As you drive north through the green belly of Sri Lanka, slowing for the roadblocks and barbed wire at the old front line, the huge murals of the President, Mahinda Rajapaksa, thin out and finally vanish. Tamil country. I was there this year, visiting the northern Tamil city of Trincomalee - a trip I’ll write about at length in the future. When Downing Street said that David Cameron would go to Colombo to attend the Commonwealth summit because he wanted to draw attention to Sri Lankan human rights abuses, I was sceptical. Their President would use the photos of him shaking hands with our PM for his own ends, right?
Mr Cameron’s visit yesterday to war-scarred Jaffna did drag dozens of British journalists to an area they might not otherwise have visited, a city blitzed by the army at the brutal end of the 26-year civil war. It also allowed Tamil protesters to mob his motorcade, lamenting the disappearance of their relatives.
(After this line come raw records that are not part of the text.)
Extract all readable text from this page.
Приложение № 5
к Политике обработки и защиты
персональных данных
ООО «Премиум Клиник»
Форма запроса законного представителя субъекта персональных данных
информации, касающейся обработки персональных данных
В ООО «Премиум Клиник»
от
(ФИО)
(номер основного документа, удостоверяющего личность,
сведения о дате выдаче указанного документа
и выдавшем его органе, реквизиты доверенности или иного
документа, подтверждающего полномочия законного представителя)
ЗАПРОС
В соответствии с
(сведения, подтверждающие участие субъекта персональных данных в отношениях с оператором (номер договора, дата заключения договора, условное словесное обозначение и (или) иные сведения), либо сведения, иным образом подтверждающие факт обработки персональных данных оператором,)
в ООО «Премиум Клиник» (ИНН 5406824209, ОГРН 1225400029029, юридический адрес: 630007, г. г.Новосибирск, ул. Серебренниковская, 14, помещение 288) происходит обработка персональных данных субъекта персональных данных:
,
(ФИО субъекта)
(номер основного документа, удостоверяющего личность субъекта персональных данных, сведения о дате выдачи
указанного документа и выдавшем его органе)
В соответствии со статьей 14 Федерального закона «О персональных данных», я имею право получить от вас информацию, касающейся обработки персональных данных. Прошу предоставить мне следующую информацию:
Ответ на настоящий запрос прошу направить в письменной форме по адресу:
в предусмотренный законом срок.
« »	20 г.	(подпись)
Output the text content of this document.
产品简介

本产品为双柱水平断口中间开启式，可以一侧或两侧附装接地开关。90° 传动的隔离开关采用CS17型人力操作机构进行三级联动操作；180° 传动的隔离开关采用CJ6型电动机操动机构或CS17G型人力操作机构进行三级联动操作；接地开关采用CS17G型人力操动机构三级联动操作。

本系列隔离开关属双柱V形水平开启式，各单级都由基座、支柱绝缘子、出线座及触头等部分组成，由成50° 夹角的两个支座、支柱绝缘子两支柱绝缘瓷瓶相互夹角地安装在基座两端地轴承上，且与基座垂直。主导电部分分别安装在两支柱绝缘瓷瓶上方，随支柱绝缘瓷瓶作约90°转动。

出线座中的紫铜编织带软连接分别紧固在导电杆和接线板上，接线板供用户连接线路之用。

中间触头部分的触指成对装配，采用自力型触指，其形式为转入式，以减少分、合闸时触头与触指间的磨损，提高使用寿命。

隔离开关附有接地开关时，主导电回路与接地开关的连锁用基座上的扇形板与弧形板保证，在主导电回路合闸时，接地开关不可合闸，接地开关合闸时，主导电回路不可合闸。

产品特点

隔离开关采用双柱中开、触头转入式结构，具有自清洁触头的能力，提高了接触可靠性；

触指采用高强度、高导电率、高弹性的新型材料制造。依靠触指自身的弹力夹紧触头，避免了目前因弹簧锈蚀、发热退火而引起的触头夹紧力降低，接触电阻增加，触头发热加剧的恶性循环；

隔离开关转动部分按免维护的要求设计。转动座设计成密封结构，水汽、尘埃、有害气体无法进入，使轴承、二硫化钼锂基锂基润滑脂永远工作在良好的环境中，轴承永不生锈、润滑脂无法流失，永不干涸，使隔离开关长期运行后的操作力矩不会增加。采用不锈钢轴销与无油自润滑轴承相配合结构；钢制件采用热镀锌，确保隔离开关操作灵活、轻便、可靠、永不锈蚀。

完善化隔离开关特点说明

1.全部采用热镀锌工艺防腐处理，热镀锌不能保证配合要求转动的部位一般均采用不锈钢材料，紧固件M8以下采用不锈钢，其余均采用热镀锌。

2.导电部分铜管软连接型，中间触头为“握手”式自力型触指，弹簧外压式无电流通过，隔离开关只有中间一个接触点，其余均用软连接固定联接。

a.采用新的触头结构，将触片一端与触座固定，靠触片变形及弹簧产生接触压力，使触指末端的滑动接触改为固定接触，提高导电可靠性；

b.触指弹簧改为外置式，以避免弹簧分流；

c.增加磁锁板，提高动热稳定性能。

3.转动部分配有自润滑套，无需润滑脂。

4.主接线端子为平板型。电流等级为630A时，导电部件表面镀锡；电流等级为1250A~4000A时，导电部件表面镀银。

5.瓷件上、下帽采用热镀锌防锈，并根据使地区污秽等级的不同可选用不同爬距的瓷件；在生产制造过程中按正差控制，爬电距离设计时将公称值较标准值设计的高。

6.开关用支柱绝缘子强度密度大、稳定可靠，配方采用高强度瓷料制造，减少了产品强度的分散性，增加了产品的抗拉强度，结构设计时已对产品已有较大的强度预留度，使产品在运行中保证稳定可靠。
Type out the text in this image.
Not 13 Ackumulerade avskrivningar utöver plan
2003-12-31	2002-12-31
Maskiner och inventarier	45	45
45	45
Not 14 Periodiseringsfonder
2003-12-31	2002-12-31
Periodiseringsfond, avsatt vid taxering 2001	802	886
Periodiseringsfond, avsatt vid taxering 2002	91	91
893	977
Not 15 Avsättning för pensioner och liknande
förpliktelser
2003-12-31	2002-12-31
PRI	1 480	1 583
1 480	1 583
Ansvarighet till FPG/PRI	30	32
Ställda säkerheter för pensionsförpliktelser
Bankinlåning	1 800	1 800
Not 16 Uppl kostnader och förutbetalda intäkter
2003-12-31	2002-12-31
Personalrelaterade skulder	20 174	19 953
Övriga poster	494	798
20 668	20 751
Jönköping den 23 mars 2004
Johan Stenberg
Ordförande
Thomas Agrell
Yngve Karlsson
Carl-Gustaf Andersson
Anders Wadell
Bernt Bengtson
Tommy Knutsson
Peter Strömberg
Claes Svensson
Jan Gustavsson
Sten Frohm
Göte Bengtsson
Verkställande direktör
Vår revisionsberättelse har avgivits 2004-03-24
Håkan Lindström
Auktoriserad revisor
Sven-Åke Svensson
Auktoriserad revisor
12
His request that the Sri Lankan government submit to an inquiry into war crimes, intimidation, torture, kid- nappings and the murder of opponents will come to little; there is insufficient international pressure. The BBC’s George Alagiah, born in Sri Lanka, says: “That will serve only to reinforce the habit of impunity.” But the three-day event, supposed to showcase Sri Lanka’s economic revival after the war and tsunami, has become a PR night- mare for the President. No 10, unwilling to countenance cancelling the visit, has made the best of a bad situation.